Connecting with clients on social media has a number of attractive benefits for a business. Statistics from Twitter suggest that 24% of job seekers form negative opinions of companies that do not have a social media presence. Luddites may be shaking their heads but the statistics speak for themselves:
- On Saturday 4th August 2015 a record breaking 143,199 tweets per second were recorded in Japan
- In the time it took us to write the above introduction over 700,000 tweets were sent across the globe
- There are now 380 million LinkedIn users
- 1.96 billion people are currently using social media across the globe, this figure is expected to rise to 2.44 billion in 2018
It goes without saying that an employer should ensure that they are protected against any issues which may arise from the use of popular social media platforms, such as LinkedIn, Facebook, Twitter and other sites that you have never even heard of. Social media is as diverse, innovative and dexterous as its users. It is a seemingly symbiotic relationship – we change social media and social media changes us.

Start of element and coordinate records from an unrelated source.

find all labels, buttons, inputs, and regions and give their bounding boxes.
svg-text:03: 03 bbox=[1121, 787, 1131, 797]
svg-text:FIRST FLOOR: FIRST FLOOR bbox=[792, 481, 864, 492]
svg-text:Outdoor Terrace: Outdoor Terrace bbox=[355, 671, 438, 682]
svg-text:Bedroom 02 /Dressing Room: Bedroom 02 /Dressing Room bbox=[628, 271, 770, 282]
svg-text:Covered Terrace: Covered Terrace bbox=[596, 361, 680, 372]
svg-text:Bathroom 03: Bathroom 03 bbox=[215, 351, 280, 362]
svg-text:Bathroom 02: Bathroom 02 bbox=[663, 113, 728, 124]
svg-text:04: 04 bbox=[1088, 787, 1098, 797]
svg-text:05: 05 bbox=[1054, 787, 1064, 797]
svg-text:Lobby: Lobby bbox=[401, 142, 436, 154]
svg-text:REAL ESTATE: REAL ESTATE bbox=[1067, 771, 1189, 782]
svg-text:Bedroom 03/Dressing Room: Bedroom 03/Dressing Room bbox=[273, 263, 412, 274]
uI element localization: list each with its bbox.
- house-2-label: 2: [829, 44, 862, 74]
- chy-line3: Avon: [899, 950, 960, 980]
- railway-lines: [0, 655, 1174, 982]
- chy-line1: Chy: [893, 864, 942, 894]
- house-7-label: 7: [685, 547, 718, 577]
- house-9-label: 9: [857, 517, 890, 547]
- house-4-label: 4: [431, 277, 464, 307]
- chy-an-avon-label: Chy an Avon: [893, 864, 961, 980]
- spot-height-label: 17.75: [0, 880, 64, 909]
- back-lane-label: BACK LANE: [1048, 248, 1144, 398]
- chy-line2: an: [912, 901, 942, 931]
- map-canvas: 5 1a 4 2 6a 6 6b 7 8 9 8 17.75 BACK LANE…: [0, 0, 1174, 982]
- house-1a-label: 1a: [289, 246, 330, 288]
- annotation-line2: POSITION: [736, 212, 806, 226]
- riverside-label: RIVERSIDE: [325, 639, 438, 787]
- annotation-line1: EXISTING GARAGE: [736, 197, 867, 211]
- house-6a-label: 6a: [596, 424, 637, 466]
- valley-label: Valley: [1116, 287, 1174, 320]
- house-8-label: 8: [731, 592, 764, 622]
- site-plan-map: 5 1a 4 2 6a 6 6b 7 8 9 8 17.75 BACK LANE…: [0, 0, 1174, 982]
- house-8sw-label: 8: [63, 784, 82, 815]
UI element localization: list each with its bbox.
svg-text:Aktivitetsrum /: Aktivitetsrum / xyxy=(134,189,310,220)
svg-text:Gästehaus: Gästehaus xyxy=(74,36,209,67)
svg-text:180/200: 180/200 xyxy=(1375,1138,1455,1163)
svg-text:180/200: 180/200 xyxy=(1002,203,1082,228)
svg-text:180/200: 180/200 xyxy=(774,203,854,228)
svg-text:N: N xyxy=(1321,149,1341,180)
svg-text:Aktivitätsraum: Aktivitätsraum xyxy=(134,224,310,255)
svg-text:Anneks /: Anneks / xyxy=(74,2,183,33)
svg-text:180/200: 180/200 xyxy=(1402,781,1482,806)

The opportunities for misuse and theft are plentiful and the law is still playing catch up, especially in the area of LinkedIn contacts and breach of an employee’s duty of confidentiality and his or her post-termination restrictions.
Who owns LinkedIn contacts? The employee who sets up a “personal” LinkedIn account? Or are the contact details of the LinkedIn connections the property of the employer? More importantly, are LinkedIn contacts capable of being protected by confidentiality and post-termination restrictions in an employment contract? We do not have a definitive answer to these questions as the case law to date turns very much on the individual facts, so much so that in the recent case of British Waterways Board v Smith the Employment Appeal Tribunal expressly refrained from laying down guidelines. Judging from the cases below the answer may be found by considering the following questions:
- Is LinkedIn a client list that retains “confidentiality” and thus protected by contractual and/or common law duty of confidentiality?
- Or is it a database protected by the Copyright and Database Regulations 1997?
In any event, the decisions below are indications of where the courts and tribunals have drawn the line.
In Hays Specialist Recruitment an ex-employee argued that client contracts built up on his personal LinkedIn page belonged to him as the website terms and conditions stated that ownership of the account is personal to the account holder. The High Court held that the former employee was in breach of the restrictive covenants in his contract by copying and retaining confidential information which related to the employer’s business and ordered the ex-employee to hand over the client contacts to the employer.
Although not a LinkedIn contact list, in Pennwell Publishing (UK) v Ornstein (2007) the court held that a contact list stored on the employer’s IT system, such as Outlook, belonged to the employer both as a matter of common law and as a database under the Copyright and Database Regulations 1997. The latter provided that there was “a substantial investment in obtaining verifying or presenting the content of the database” and the database had to be “arranged in a systematic or methodical way and individually accessible by electronic and other means”. However, it is still unclear whether a LinkedIn contact list on a personal LinkedIn account will amount to a database owned by the employer.
In Whitmar Publications v Gamage a former employee was responsible for managing four LinkedIn groups. Three days after leaving employment, she used the groups to access lists of client contacts. The High Court ordered the ex-employee to provide her former employer with exclusive control over the groups, despite the fact that she claimed that the groups were for personal use and just a hobby.
A point that is sometimes misconstrued is that social media makes your relationship with your clients more fragile and therefore more necessary and legitimate for you to seek to protect this relationship by covenant. In East England Schools v Palmer the ex-employee recruitment consultant argued that the restrictive covenants were unenforceable because
- she had not built up close relationships with her contacts; and
- in the wake of the social media age, there are no trade secrets, because the recruitment information is “out there”; and
- that candidates and clients are loyal to no one.
The court rejected the claimant’s arguments and held that as a result of building up the business relationships, the candidates and schools had at least some loyalty to her personally. She had also acquired valuable information about their personalities, likes and dislikes to such an extent that there was sufficient legitimate interest on the employer’s part to enforce the restrictive covenants.
All of the above gives plenty of food for thought and we eagerly await the outcome of further litigation in this particular area. If well drafted, restrictive covenants and social media policies can provide an employer with not only an effective tool but hopefully also peace of mind when an employee is out the door. However, there are strict rules around restrictive covenants and courts will not always enforce them. Therefore you should seek legal and drafting advice on both the restrictive covenants in your employment contract and any social media policy, to ensure that you are fully protected.